Grollman sat at the table in the library next to Dr Walker’s office with the other renal fellows and Dr Irvin Trucker waiting for something to happen.  Grollman’s head was covered by a black cloud, a real peasouper.  He felt more like a nephologist than a nephrologist.  That morning he had gone on rounds with Dr Trucker and those renal fellows who could be persuaded to show up at 7 AM.

Trucker had graduated from Mineralwater in the same class with Milton Lance.  And though he was several years older than Milt, he was junior to him in the academic pecking order.  He was still an assistant professor, while Milt had recently become an associate professor.  Though extraordinarily bright and knowledgeable, he was intimidated by Milt and awed by Dr Walker.  He made up for this by being a real dork to everyone else.  He was so mean that everybody liked him.

At exactly 7 AM everybody met in the cafeteria to drink coffee for an hour.  Grollman didn’t know who his fellow rounders were and didn’t soon find out because no one talked.  After 60 minutes of scowling into his coffee cup, Trucker got up and headed for the elevator leaving everybody bobbing in his wake.  Grollman was the next to last bob and almost missed the morning’s last elevator to the medicine floor.

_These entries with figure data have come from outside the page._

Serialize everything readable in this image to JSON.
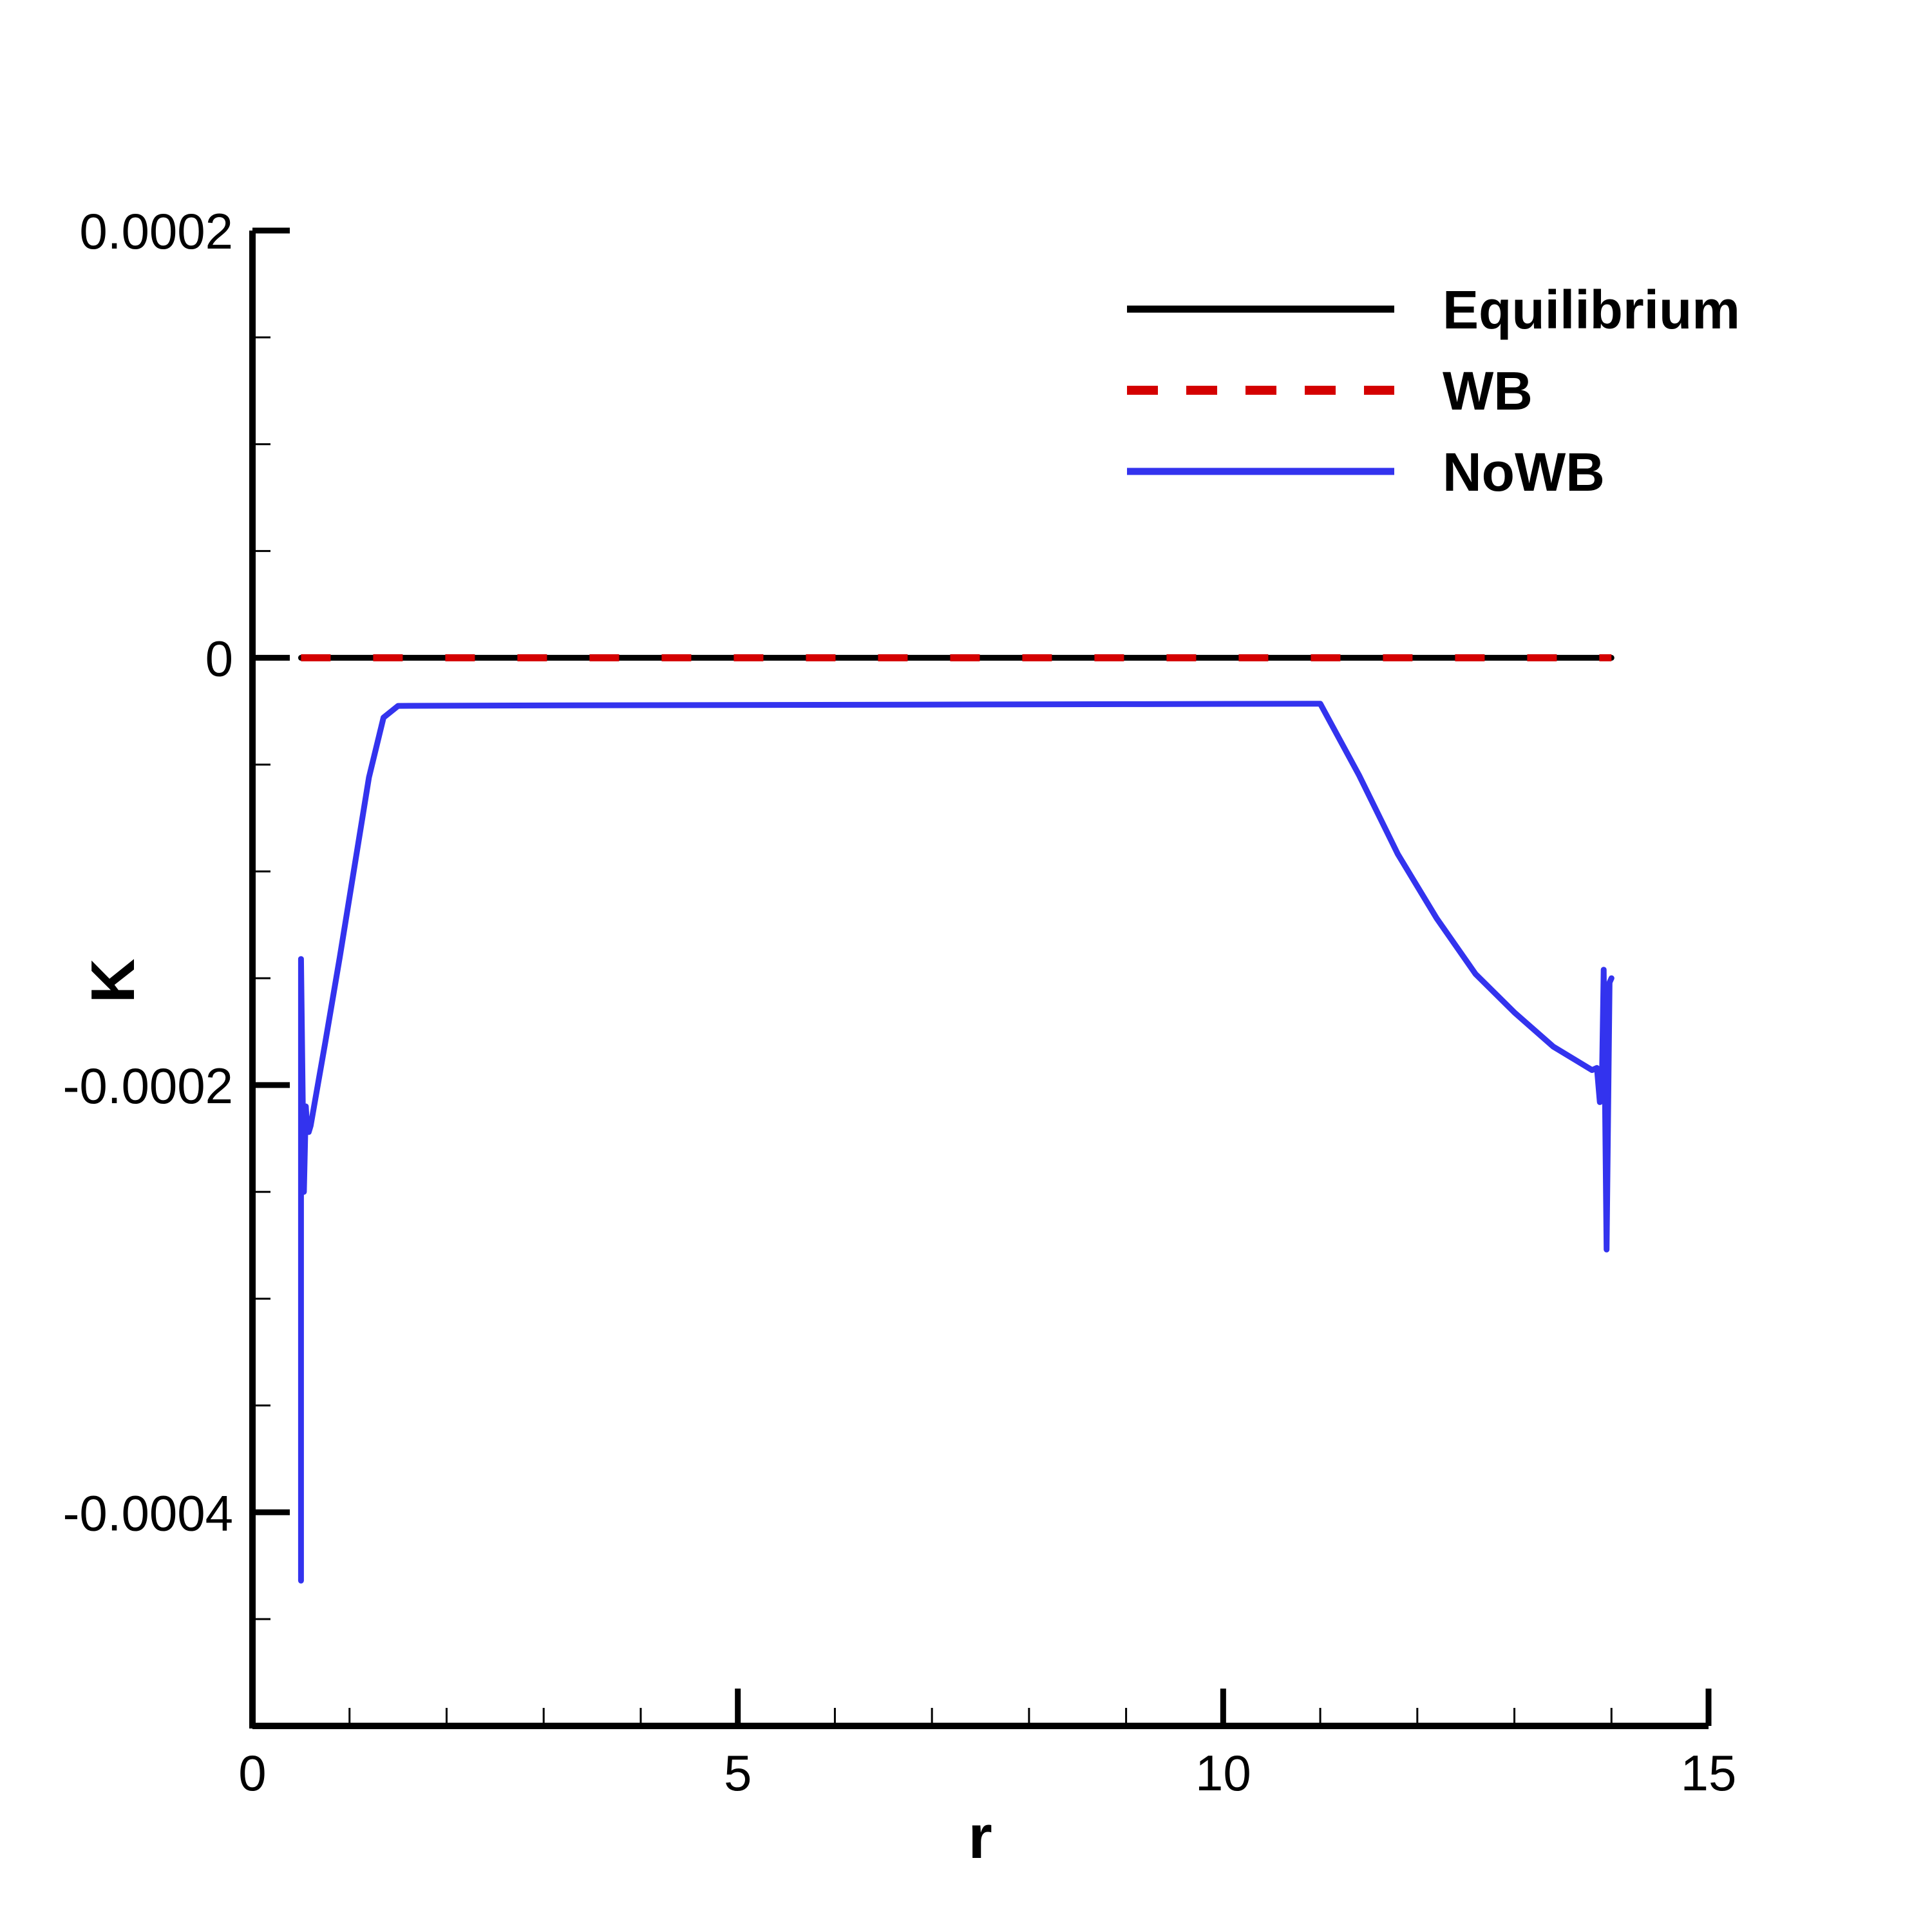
{
  "chart_data": {
    "type": "line",
    "title": "",
    "xlabel": "r",
    "ylabel": "K",
    "xlim": [
      0,
      15
    ],
    "ylim": [
      -0.0005,
      0.0002
    ],
    "x_ticks": [
      {
        "value": 0,
        "label": "0"
      },
      {
        "value": 5,
        "label": "5"
      },
      {
        "value": 10,
        "label": "10"
      },
      {
        "value": 15,
        "label": "15"
      }
    ],
    "y_ticks": [
      {
        "value": 0.0002,
        "label": "0.0002"
      },
      {
        "value": 0,
        "label": "0"
      },
      {
        "value": -0.0002,
        "label": "-0.0002"
      },
      {
        "value": -0.0004,
        "label": "-0.0004"
      }
    ],
    "x_minor_step": 1,
    "y_minor_step": 5e-05,
    "grid": false,
    "legend_position": "top-right",
    "series": [
      {
        "name": "Equilibrium",
        "color": "#000000",
        "dash": "solid",
        "x": [
          0.5,
          14
        ],
        "y": [
          0,
          0
        ]
      },
      {
        "name": "WB",
        "color": "#d40000",
        "dash": "dashed",
        "x": [
          0.5,
          14
        ],
        "y": [
          0,
          0
        ]
      },
      {
        "name": "NoWB",
        "color": "#3333ee",
        "dash": "solid",
        "x": [
          0.5,
          0.5,
          0.52,
          0.53,
          0.55,
          0.56,
          0.58,
          0.6,
          0.75,
          0.9,
          1.05,
          1.2,
          1.35,
          1.5,
          3,
          5,
          7,
          9,
          11,
          11.4,
          11.8,
          12.2,
          12.6,
          13,
          13.4,
          13.8,
          13.85,
          13.88,
          13.9,
          13.92,
          13.95,
          13.98,
          14
        ],
        "y": [
          -0.000432,
          -0.000141,
          -0.000215,
          -0.00025,
          -0.00021,
          -0.000218,
          -0.000222,
          -0.000219,
          -0.00018,
          -0.00014,
          -9.8e-05,
          -5.6e-05,
          -2.8e-05,
          -2.25e-05,
          -2.23e-05,
          -2.21e-05,
          -2.19e-05,
          -2.17e-05,
          -2.15e-05,
          -5.5e-05,
          -9.2e-05,
          -0.000122,
          -0.000148,
          -0.000166,
          -0.000182,
          -0.000193,
          -0.000192,
          -0.000208,
          -0.000204,
          -0.000146,
          -0.000277,
          -0.000152,
          -0.00015
        ]
      }
    ]
  }
}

Dealy Hospital was Mineralwater’s county hospital.  It served as the teaching hospital for the medical school.  The hospital’s governing board and officers were appointed by the county commissioners who controlled its budget.  This arrangement saved the state the expense of building a teaching hospital for the medical school and ensured that the school and the hospital would hate each other until good triumphed over evil, until the lion lay down with the lamb, and until congress went on a kosher diet.  The school’s faculty provided free medical care for the indigent patients that filled all of Dealy’s beds.  The school was still years from realizing how screwed it was by the one-sided contract it had signed years ago with the hospital.

William Black was one of two clinical fellows.  His job was to present the patients he had seen over the previous week that needed faculty input or who he thought had some teaching value.  Grollman’s fellow bobbers were a gang of students, medical residents, and a few research fellows seeking a respite from veterinary medicine.